Das satte Auslösegeräusch (eine Kombination aus KLACK, KLONG und SCHMATZ) erfreut das Ohr des Anwenders auf besondere Weise. Die Frage „Habe ich jetzt schon ausgelöst?“ stellt sich bei der Pentacon NIE. Mit dem Ende der DDR fand auch die Produktion dieser und zahlreicher anderer Kameras, wie der auch im Westen sehr verbreiteten Praktika, ein baldiges Ende. Damit versiegten auch die Billigproduktionsstätten, von denen westliche Kameraanbieter (z.B. Quelle) jahr-zehntelang profitierten.
Das Projekt
Es klang vielversprechend: eine analoge Mittelformatkamera mit viel Zubehör und mehreren Wechselobjektiven - sogar von Zeiss. Als Fotograf, der vor allem mit der Digitalfotografie groß geworden ist, wollte ich diese Kamera unbedingt ausprobieren. Die Kamera wirkt optisch wie eine Kleinbild-Spiegelreflexkamera, nur viel größer. Trotz des beachtlichen Gewichts liegt sie gut in der Hand. Wer beim Einlegen des Films aufpasst, den belohnt die Kamera mit detailreichen, scharfen Bildern, die so gut wie keine Vignettierung aufweisen.
Die Pentacon Six TL ist eine rein manuelle Kamera. Die Belichtungsmessung muss also manuell erfolgen. Lustigerweise habe ich das mit einer App auf meinem Smartphone gemacht ... Schöne neue Welt! Alternativ trainiert man sein Auge ... aber so weit bin ich noch nicht.

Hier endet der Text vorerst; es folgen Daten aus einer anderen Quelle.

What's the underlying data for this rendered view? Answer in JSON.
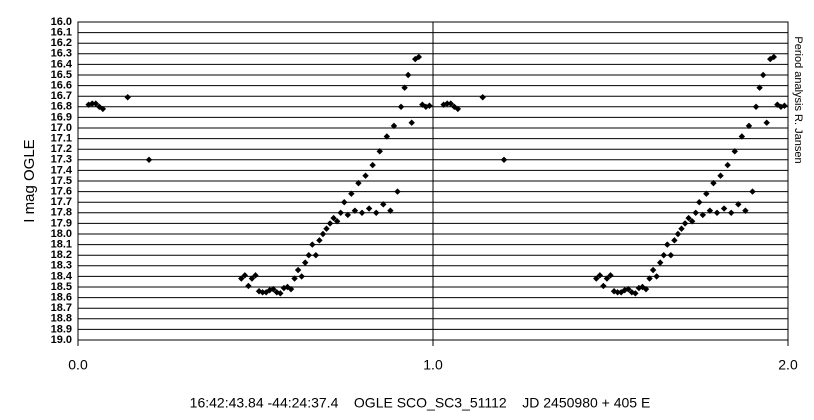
{
  "chart_data": {
    "type": "scatter",
    "y_label": "I mag OGLE",
    "side_note": "Period analysis R. Jansen",
    "footer": "16:42:43.84 -44:24:37.4    OGLE SCO_SC3_51112    JD 2450980 + 405 E",
    "color": "#000000",
    "xlim": [
      0,
      2
    ],
    "xticks": [
      {
        "value": 0,
        "label": "0.0"
      },
      {
        "value": 1,
        "label": "1.0"
      },
      {
        "value": 2,
        "label": "2.0"
      }
    ],
    "ylim": [
      16,
      19
    ],
    "y_reversed": true,
    "yticks": [
      {
        "value": 16,
        "label": "16.0"
      },
      16.1,
      16.2,
      16.3,
      16.4,
      16.5,
      16.6,
      16.7,
      16.8,
      16.9,
      {
        "value": 17,
        "label": "17.0"
      },
      17.1,
      17.2,
      17.3,
      17.4,
      17.5,
      17.6,
      17.7,
      17.8,
      17.9,
      {
        "value": 18,
        "label": "18.0"
      },
      18.1,
      18.2,
      18.3,
      18.4,
      18.5,
      18.6,
      18.7,
      18.8,
      18.9,
      {
        "value": 19,
        "label": "19.0"
      }
    ],
    "grid": true,
    "x": [
      0.03,
      0.04,
      0.05,
      0.06,
      0.07,
      0.14,
      0.2,
      0.46,
      0.47,
      0.48,
      0.49,
      0.5,
      0.51,
      0.52,
      0.53,
      0.54,
      0.55,
      0.56,
      0.57,
      0.58,
      0.59,
      0.6,
      0.61,
      0.62,
      0.63,
      0.64,
      0.65,
      0.66,
      0.67,
      0.68,
      0.69,
      0.7,
      0.71,
      0.72,
      0.73,
      0.74,
      0.75,
      0.76,
      0.77,
      0.78,
      0.79,
      0.8,
      0.81,
      0.82,
      0.83,
      0.84,
      0.85,
      0.86,
      0.87,
      0.88,
      0.89,
      0.9,
      0.91,
      0.92,
      0.93,
      0.94,
      0.95,
      0.96,
      0.97,
      0.98,
      0.99,
      1.03,
      1.04,
      1.05,
      1.06,
      1.07,
      1.14,
      1.2,
      1.46,
      1.47,
      1.48,
      1.49,
      1.5,
      1.51,
      1.52,
      1.53,
      1.54,
      1.55,
      1.56,
      1.57,
      1.58,
      1.59,
      1.6,
      1.61,
      1.62,
      1.63,
      1.64,
      1.65,
      1.66,
      1.67,
      1.68,
      1.69,
      1.7,
      1.71,
      1.72,
      1.73,
      1.74,
      1.75,
      1.76,
      1.77,
      1.78,
      1.79,
      1.8,
      1.81,
      1.82,
      1.83,
      1.84,
      1.85,
      1.86,
      1.87,
      1.88,
      1.89,
      1.9,
      1.91,
      1.92,
      1.93,
      1.94,
      1.95,
      1.96,
      1.97,
      1.98,
      1.99
    ],
    "values": [
      16.78,
      16.77,
      16.77,
      16.8,
      16.82,
      16.71,
      17.3,
      18.42,
      18.39,
      18.49,
      18.42,
      18.39,
      18.54,
      18.55,
      18.55,
      18.53,
      18.52,
      18.55,
      18.56,
      18.51,
      18.5,
      18.52,
      18.42,
      18.34,
      18.4,
      18.27,
      18.2,
      18.1,
      18.2,
      18.06,
      18.0,
      17.95,
      17.9,
      17.85,
      17.88,
      17.8,
      17.7,
      17.82,
      17.62,
      17.78,
      17.52,
      17.8,
      17.45,
      17.76,
      17.35,
      17.8,
      17.22,
      17.72,
      17.08,
      17.78,
      16.98,
      17.6,
      16.8,
      16.62,
      16.5,
      16.95,
      16.35,
      16.33,
      16.78,
      16.8,
      16.79,
      16.78,
      16.77,
      16.77,
      16.8,
      16.82,
      16.71,
      17.3,
      18.42,
      18.39,
      18.49,
      18.42,
      18.39,
      18.54,
      18.55,
      18.55,
      18.53,
      18.52,
      18.55,
      18.56,
      18.51,
      18.5,
      18.52,
      18.42,
      18.34,
      18.4,
      18.27,
      18.2,
      18.1,
      18.2,
      18.06,
      18.0,
      17.95,
      17.9,
      17.85,
      17.88,
      17.8,
      17.7,
      17.82,
      17.62,
      17.78,
      17.52,
      17.8,
      17.45,
      17.76,
      17.35,
      17.8,
      17.22,
      17.72,
      17.08,
      17.78,
      16.98,
      17.6,
      16.8,
      16.62,
      16.5,
      16.95,
      16.35,
      16.33,
      16.78,
      16.8,
      16.79
    ]
  }
}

Nur beim Lichtschachtsucher wurden wir keine Freunde. Meine ersten Filmrollen habe ich mit Architekturaufnahmen gemacht. Doch trotz langem Hin und Her mit Stativ, Getriebeneiger und Lupeneinsatz gelang mir kein gerade ausgerichtetes Foto. Irgendwie kam ich mit dem gedrehten und gespiegelten Bild im Sucher nicht klar. Gott sei Dank befand sich im umfangreichen Zubehörset noch ein TTL-Sucher mit dem ich dann die Fotos so komponieren konnte, wie ich es wollte.

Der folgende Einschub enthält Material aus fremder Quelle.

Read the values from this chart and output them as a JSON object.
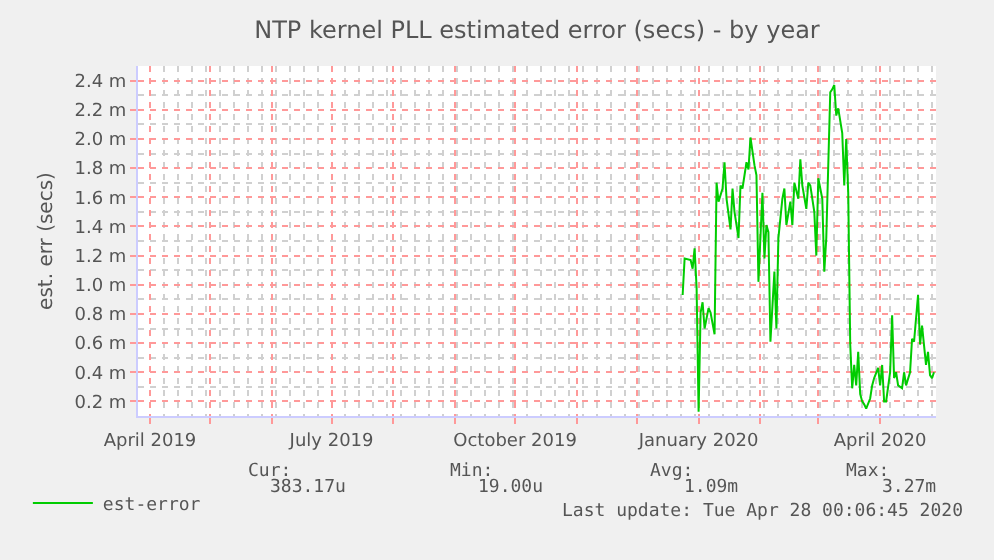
{
  "chart_data": {
    "type": "line",
    "title": "NTP kernel PLL estimated error (secs) - by year",
    "ylabel": "est. err (secs)",
    "x": [
      "2019-12-24",
      "2019-12-25",
      "2019-12-28",
      "2019-12-29",
      "2019-12-30",
      "2019-12-31",
      "2020-01-01",
      "2020-01-02",
      "2020-01-03",
      "2020-01-04",
      "2020-01-06",
      "2020-01-07",
      "2020-01-09",
      "2020-01-10",
      "2020-01-11",
      "2020-01-13",
      "2020-01-14",
      "2020-01-15",
      "2020-01-17",
      "2020-01-18",
      "2020-01-19",
      "2020-01-21",
      "2020-01-22",
      "2020-01-23",
      "2020-01-25",
      "2020-01-26",
      "2020-01-27",
      "2020-01-29",
      "2020-01-30",
      "2020-01-31",
      "2020-02-02",
      "2020-02-03",
      "2020-02-04",
      "2020-02-05",
      "2020-02-06",
      "2020-02-08",
      "2020-02-09",
      "2020-02-10",
      "2020-02-12",
      "2020-02-13",
      "2020-02-14",
      "2020-02-16",
      "2020-02-17",
      "2020-02-18",
      "2020-02-20",
      "2020-02-21",
      "2020-02-22",
      "2020-02-24",
      "2020-02-25",
      "2020-02-26",
      "2020-02-28",
      "2020-02-29",
      "2020-03-01",
      "2020-03-03",
      "2020-03-04",
      "2020-03-05",
      "2020-03-07",
      "2020-03-08",
      "2020-03-09",
      "2020-03-10",
      "2020-03-11",
      "2020-03-13",
      "2020-03-14",
      "2020-03-15",
      "2020-03-16",
      "2020-03-17",
      "2020-03-18",
      "2020-03-19",
      "2020-03-20",
      "2020-03-21",
      "2020-03-22",
      "2020-03-23",
      "2020-03-24",
      "2020-03-25",
      "2020-03-27",
      "2020-03-28",
      "2020-03-29",
      "2020-03-31",
      "2020-04-01",
      "2020-04-02",
      "2020-04-03",
      "2020-04-04",
      "2020-04-06",
      "2020-04-07",
      "2020-04-08",
      "2020-04-09",
      "2020-04-10",
      "2020-04-12",
      "2020-04-13",
      "2020-04-14",
      "2020-04-16",
      "2020-04-17",
      "2020-04-18",
      "2020-04-20",
      "2020-04-21",
      "2020-04-22",
      "2020-04-24",
      "2020-04-25",
      "2020-04-26",
      "2020-04-27",
      "2020-04-28"
    ],
    "series": [
      {
        "name": "est-error",
        "color": "#00cc00",
        "values": [
          0.93,
          1.18,
          1.17,
          1.11,
          1.25,
          0.98,
          0.13,
          0.81,
          0.88,
          0.7,
          0.84,
          0.81,
          0.66,
          1.7,
          1.57,
          1.66,
          1.84,
          1.59,
          1.38,
          1.66,
          1.5,
          1.32,
          1.68,
          1.66,
          1.84,
          1.79,
          2.01,
          1.82,
          1.75,
          1.02,
          1.63,
          1.18,
          1.41,
          1.36,
          0.61,
          1.09,
          0.7,
          1.32,
          1.59,
          1.66,
          1.41,
          1.57,
          1.41,
          1.7,
          1.59,
          1.86,
          1.68,
          1.52,
          1.7,
          1.68,
          1.5,
          1.2,
          1.73,
          1.59,
          1.09,
          1.32,
          2.32,
          2.34,
          2.37,
          2.16,
          2.21,
          2.04,
          1.68,
          2.0,
          1.63,
          0.59,
          0.29,
          0.45,
          0.31,
          0.54,
          0.25,
          0.2,
          0.18,
          0.15,
          0.22,
          0.31,
          0.36,
          0.43,
          0.31,
          0.45,
          0.2,
          0.2,
          0.4,
          0.79,
          0.36,
          0.4,
          0.31,
          0.29,
          0.4,
          0.31,
          0.4,
          0.63,
          0.61,
          0.93,
          0.59,
          0.72,
          0.45,
          0.54,
          0.38,
          0.36,
          0.4
        ]
      }
    ],
    "xlim": [
      "2019-03-26",
      "2020-04-29"
    ],
    "xticks": [
      {
        "value": "2019-04-01",
        "label": "April 2019"
      },
      {
        "value": "2019-05-01",
        "label": null
      },
      {
        "value": "2019-06-01",
        "label": null
      },
      {
        "value": "2019-07-01",
        "label": "July 2019"
      },
      {
        "value": "2019-08-01",
        "label": null
      },
      {
        "value": "2019-09-01",
        "label": null
      },
      {
        "value": "2019-10-01",
        "label": "October 2019"
      },
      {
        "value": "2019-11-01",
        "label": null
      },
      {
        "value": "2019-12-01",
        "label": null
      },
      {
        "value": "2020-01-01",
        "label": "January 2020"
      },
      {
        "value": "2020-02-01",
        "label": null
      },
      {
        "value": "2020-03-01",
        "label": null
      },
      {
        "value": "2020-04-01",
        "label": "April 2020"
      }
    ],
    "ylim": [
      0.1,
      2.5
    ],
    "yticks": [
      {
        "value": 0.2,
        "label": "0.2 m"
      },
      {
        "value": 0.4,
        "label": "0.4 m"
      },
      {
        "value": 0.6,
        "label": "0.6 m"
      },
      {
        "value": 0.8,
        "label": "0.8 m"
      },
      {
        "value": 1.0,
        "label": "1.0 m"
      },
      {
        "value": 1.2,
        "label": "1.2 m"
      },
      {
        "value": 1.4,
        "label": "1.4 m"
      },
      {
        "value": 1.6,
        "label": "1.6 m"
      },
      {
        "value": 1.8,
        "label": "1.8 m"
      },
      {
        "value": 2.0,
        "label": "2.0 m"
      },
      {
        "value": 2.2,
        "label": "2.2 m"
      },
      {
        "value": 2.4,
        "label": "2.4 m"
      }
    ],
    "grid": true,
    "legend": "bottom left",
    "marker": "none",
    "line_style": "solid",
    "annotations": [
      "Cur:",
      "Min:",
      "Avg:",
      "Max:",
      "383.17u",
      "19.00u",
      "1.09m",
      "3.27m",
      "Last update: Tue Apr 28 00:06:45 2020"
    ]
  }
}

Seit 2-3 Jahren fotografiere ich wieder vermehrt analog. Das entschleunigt natürlich, weil man sich vor dem Auslösen Gedanken macht: Ist das Motiv wirklich ein Foto wert? Oft löse ich dann nicht aus. Ein Konzept und bewusstes Fotografieren sind empfehlenswert. Es war schön zu sehen, wie ein einige Jahrzehnte altes Gerät noch tadellos funktioniert und den Weg von der digitalen Beliebigkeit hin zu Unikaten und bewussten Erlebnissen weist.
Die Ausstellung
die Ausstellung zeigte Werke von:
Stefan Sappert, Martin Gansrigler, Lothar Rübelt, Leo Kandl, Dario Mitidieri, Lou Stoumen, Thomas Gobauer, Martin Lutz, Reinhard Prenn, Michael Seirer ;), Martin Skopal, Karin Svadlenak-Gomez, Jutta Fischel, and Bernhard Schneider.
Öffnungszeiten
Samstag 29. April und Sonntag 30. April 14:00 – 18:00, danach noch bis 11. Juni nach Vereinbarung.

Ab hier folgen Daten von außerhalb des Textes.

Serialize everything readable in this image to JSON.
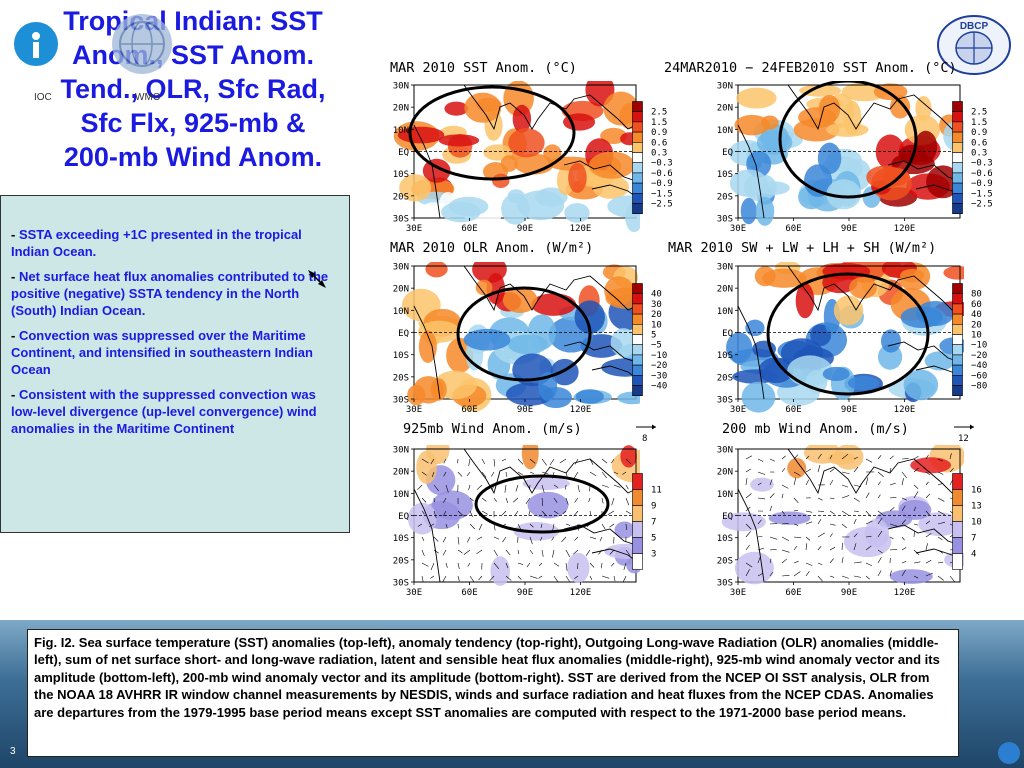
{
  "title_lines": [
    "Tropical Indian: SST",
    "Anom., SST Anom.",
    "Tend., OLR, Sfc Rad,",
    "Sfc Flx, 925-mb &",
    "200-mb Wind Anom."
  ],
  "logos": {
    "left_label": "IOC",
    "center_label": "WMO",
    "right_label": "DBCP"
  },
  "bullets": [
    "SSTA exceeding +1C presented in the tropical Indian Ocean.",
    "Net surface heat flux anomalies contributed to the positive (negative) SSTA tendency in the North (South) Indian Ocean.",
    "Convection was suppressed over the Maritime Continent, and intensified in southeastern Indian Ocean",
    "Consistent with the suppressed convection was low-level divergence (up-level convergence) wind anomalies in the Maritime Continent"
  ],
  "map_axes": {
    "lat_labels": [
      "30N",
      "20N",
      "10N",
      "EQ",
      "10S",
      "20S",
      "30S"
    ],
    "lon_labels": [
      "30E",
      "60E",
      "90E",
      "120E"
    ]
  },
  "panels": [
    {
      "title": "MAR 2010 SST Anom. (°C)",
      "scale": [
        "2.5",
        "1.5",
        "0.9",
        "0.6",
        "0.3",
        "−0.3",
        "−0.6",
        "−0.9",
        "−1.5",
        "−2.5"
      ],
      "colors": [
        "#a00000",
        "#d81010",
        "#f05020",
        "#f68a2a",
        "#fbc46b",
        "#ffffff",
        "#a8d8f0",
        "#6fb7e8",
        "#3a86d8",
        "#1f55b8",
        "#153a8a"
      ],
      "hatching": false
    },
    {
      "title": "24MAR2010 − 24FEB2010 SST Anom. (°C)",
      "scale": [
        "2.5",
        "1.5",
        "0.9",
        "0.6",
        "0.3",
        "−0.3",
        "−0.6",
        "−0.9",
        "−1.5",
        "−2.5"
      ],
      "colors": [
        "#a00000",
        "#d81010",
        "#f05020",
        "#f68a2a",
        "#fbc46b",
        "#ffffff",
        "#a8d8f0",
        "#6fb7e8",
        "#3a86d8",
        "#1f55b8",
        "#153a8a"
      ],
      "hatching": false
    },
    {
      "title": "MAR 2010 OLR Anom. (W/m²)",
      "scale": [
        "40",
        "30",
        "20",
        "10",
        "5",
        "−5",
        "−10",
        "−20",
        "−30",
        "−40"
      ],
      "colors": [
        "#a00000",
        "#d81010",
        "#f05020",
        "#f68a2a",
        "#fbc46b",
        "#ffffff",
        "#a8d8f0",
        "#6fb7e8",
        "#3a86d8",
        "#1f55b8",
        "#153a8a"
      ],
      "hatching": false
    },
    {
      "title": "MAR 2010 SW + LW + LH + SH (W/m²)",
      "scale": [
        "80",
        "60",
        "40",
        "20",
        "10",
        "−10",
        "−20",
        "−40",
        "−60",
        "−80"
      ],
      "colors": [
        "#a00000",
        "#d81010",
        "#f05020",
        "#f68a2a",
        "#fbc46b",
        "#ffffff",
        "#a8d8f0",
        "#6fb7e8",
        "#3a86d8",
        "#1f55b8",
        "#153a8a"
      ],
      "hatching": false
    },
    {
      "title": "925mb Wind Anom. (m/s)",
      "scale": [
        "11",
        "9",
        "7",
        "5",
        "3"
      ],
      "colors": [
        "#e52020",
        "#f08a30",
        "#f8c070",
        "#c8c0f0",
        "#9890e0",
        "#ffffff"
      ],
      "vector_ref": "8",
      "hatching": true
    },
    {
      "title": "200 mb Wind Anom. (m/s)",
      "scale": [
        "16",
        "13",
        "10",
        "7",
        "4"
      ],
      "colors": [
        "#e52020",
        "#f08a30",
        "#f8c070",
        "#c8c0f0",
        "#9890e0",
        "#ffffff"
      ],
      "vector_ref": "12",
      "hatching": true
    }
  ],
  "caption": "Fig. I2. Sea surface temperature (SST) anomalies (top-left), anomaly tendency (top-right), Outgoing Long-wave Radiation (OLR) anomalies (middle-left), sum of net surface short- and long-wave radiation, latent and sensible heat flux anomalies (middle-right), 925-mb wind anomaly vector and its amplitude (bottom-left), 200-mb wind anomaly vector and its amplitude  (bottom-right). SST are derived from the NCEP OI SST analysis, OLR from the NOAA 18 AVHRR IR window channel measurements by NESDIS, winds and surface radiation and heat fluxes from the NCEP CDAS. Anomalies are  departures from the 1979-1995 base period means except SST anomalies are computed with respect to the 1971-2000 base period means.",
  "page_number": "3"
}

Digital-Analog-Analog-Digital?
Als zweites Projekt habe ich für die Ausstellung eine SD-Karte fotografiert. Bei der Ausarbeitung für die Ausstellung habe ich dann mehrere analoge und digitale Prozesse angewandt und vier verschiedene Versionen erstellt. Diese Ansicht erwartet den Besucher gleich zu Beginn der Ausstellung:
Die spannende Frage für die Besucher war nun: Welche Version wurde wie hergestellt und welche ist die “schönste”? Zum einen konnte kaum jemand diese Fragen “richtig” beantworten, zum anderen gingen die Meinungen über die “schönste” Version weit auseinander und jede der vier Varianten bekam von einzelnen Besuchern das Prädikat “das schönste Foto”. Und genau das sollte schlußendlich auch gezeigt werden: Es gibt nicht das ”beste” Foto und auch nicht die “beste” Technik dafür. Sinnvoller ist es, sich die Bilder in Ruhe anzuschauen und selbst zu entscheiden, was einem gefällt und auch mal auf seinen Bauch zu hören.